The rest of the trip consisted of paddling a boat on the lake, going to IKEA (love this place... why in the world don't we have one closer!), hitting a jazz bar to hear some great live music, yummy bar-b-que, but more than anything connecting with my sister.




She has done such an amazing job creating a home of warmth, love, and peace. She also displayed characters of strength, confidence, and contentment I haven't seen in her in awhile. Being newly married, I have struggled with the idea of "only be a mother" and putting my career aside to take care of a family. But after being around my sister and her ability to have undivided attention to her family, she made "only being a mother" a compliment and lifestyle I truly desire. I've known that I have always wanted to be a mother, but I didn't get married till my late 20's and had discovered a career and working path I enjoyed and succeeded at, which became apart of my identity. Now, that I am married and the idea of children isn't that far off- motherhood scares me, because I don't know how 'to be ' a mother and if I could succeed at raising a Godly heritage. But what I saw by living life with my sister for a few days, is that the strength to be a mother is a day-by-day surrender to God and He becomes your life-giving ability to care for a family.

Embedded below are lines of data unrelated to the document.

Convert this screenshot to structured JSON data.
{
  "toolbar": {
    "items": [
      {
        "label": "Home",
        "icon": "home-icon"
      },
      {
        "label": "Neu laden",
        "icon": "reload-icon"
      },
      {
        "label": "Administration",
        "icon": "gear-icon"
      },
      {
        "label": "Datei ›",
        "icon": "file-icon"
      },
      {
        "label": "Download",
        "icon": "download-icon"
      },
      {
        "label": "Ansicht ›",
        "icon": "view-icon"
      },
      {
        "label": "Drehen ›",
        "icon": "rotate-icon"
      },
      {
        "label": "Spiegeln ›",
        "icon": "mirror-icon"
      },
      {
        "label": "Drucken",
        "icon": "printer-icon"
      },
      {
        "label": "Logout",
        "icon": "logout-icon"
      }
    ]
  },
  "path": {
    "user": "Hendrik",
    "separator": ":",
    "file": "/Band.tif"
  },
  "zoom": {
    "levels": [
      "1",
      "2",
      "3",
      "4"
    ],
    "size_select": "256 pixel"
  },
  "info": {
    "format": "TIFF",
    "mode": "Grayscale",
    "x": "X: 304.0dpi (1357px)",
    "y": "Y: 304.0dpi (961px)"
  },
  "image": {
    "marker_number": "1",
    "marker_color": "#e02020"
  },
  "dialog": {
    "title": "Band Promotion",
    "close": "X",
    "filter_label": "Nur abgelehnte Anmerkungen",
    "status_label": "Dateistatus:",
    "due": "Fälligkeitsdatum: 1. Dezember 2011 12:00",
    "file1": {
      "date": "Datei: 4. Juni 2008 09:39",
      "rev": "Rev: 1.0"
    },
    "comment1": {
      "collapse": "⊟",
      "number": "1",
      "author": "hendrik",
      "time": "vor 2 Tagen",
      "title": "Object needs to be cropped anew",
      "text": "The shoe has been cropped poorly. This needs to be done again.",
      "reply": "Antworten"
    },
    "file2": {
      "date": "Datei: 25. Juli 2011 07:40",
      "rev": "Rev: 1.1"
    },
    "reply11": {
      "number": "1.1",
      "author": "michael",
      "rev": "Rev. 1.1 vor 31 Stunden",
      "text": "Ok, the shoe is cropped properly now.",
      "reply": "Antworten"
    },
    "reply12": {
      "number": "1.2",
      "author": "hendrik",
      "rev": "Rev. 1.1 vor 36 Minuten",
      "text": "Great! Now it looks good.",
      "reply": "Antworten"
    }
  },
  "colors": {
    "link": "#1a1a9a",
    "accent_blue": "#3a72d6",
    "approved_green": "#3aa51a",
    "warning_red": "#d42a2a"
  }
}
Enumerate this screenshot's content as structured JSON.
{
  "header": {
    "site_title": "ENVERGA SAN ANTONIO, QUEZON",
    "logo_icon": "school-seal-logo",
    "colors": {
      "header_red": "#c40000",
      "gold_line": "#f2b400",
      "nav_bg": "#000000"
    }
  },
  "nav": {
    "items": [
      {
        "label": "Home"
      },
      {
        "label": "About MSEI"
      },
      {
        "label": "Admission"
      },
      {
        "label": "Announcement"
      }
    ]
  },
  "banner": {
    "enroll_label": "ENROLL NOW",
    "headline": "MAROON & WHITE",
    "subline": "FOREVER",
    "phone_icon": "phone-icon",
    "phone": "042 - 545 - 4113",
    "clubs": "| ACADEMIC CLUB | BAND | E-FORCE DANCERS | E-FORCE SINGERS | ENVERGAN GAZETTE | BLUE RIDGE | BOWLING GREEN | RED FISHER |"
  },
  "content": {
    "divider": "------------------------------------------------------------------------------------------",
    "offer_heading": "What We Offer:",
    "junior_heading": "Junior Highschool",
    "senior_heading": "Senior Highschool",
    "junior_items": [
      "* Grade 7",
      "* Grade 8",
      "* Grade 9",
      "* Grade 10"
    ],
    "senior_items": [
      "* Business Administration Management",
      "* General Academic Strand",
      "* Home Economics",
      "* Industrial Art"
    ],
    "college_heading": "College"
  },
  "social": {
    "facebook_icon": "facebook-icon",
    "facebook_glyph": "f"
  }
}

It is refreshing to see that being a mom is still apart of my feminine heart. In fact, my job starts Monday, and I am dreading the idea of going back to work... I just want to stay home. For now, I think God still has some work and healing to complete in my own heart about being a mother; so I will enjoy the season I am in of working and caring for my husband.
In the meantime, I have these pictures up around my home to remind me of the great time and life lesson I learned by visiting my sister.









5 comments:

Susan said...

Ally, I never thought in a million years I was mother material. I was terrified of babies, I couldn't even hold one before Josh was born. A stay at home mom sounded muldane. But when the time is right, you hold that baby, the mother in you comes naturally. With the right timing, you will be ready for whatever God has for you...wife, nurse, mother, sister, daughter etc.

Rally said...

Thanks Susan for your words of encouragement...

Rebecca said...

Hi Ally!
Thanks for the sweet post it's so great to see your heart. Thanks for coming to visit us. We loved having you guys here. I hope your first day at work is great - will be thinking and praying for you!
Love,
Rebecca

*carrie* said...

Ally,

LOVED these words: "the strength to be a mother is a day-by-day surrender to God and He becomes your life-giving ability to care for a family." So true!

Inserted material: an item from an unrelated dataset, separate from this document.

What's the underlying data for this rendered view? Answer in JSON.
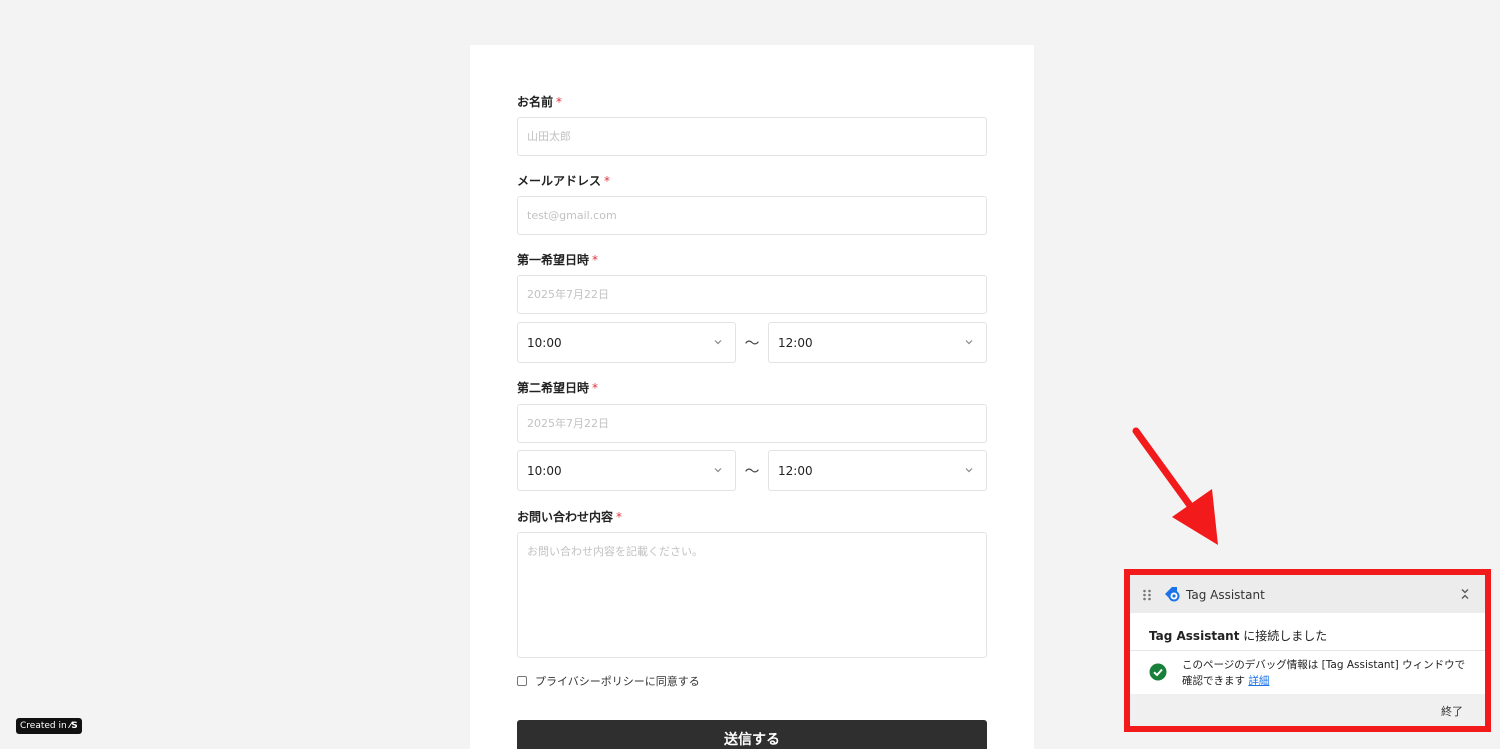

My experience was similar to Susan's. I feel that, like becoming a wife, God helps you "step into" that new role.

Mom2Drew said...

Hello there! You're going to make a fab mommy Ally-God knows the right timing.

I'm so glad you got to go out and visit R and W. i know they really enjoyed having you and I'm sure you were a site for sore eyes.

You have a real way with journaling, I enjoy reading your posts.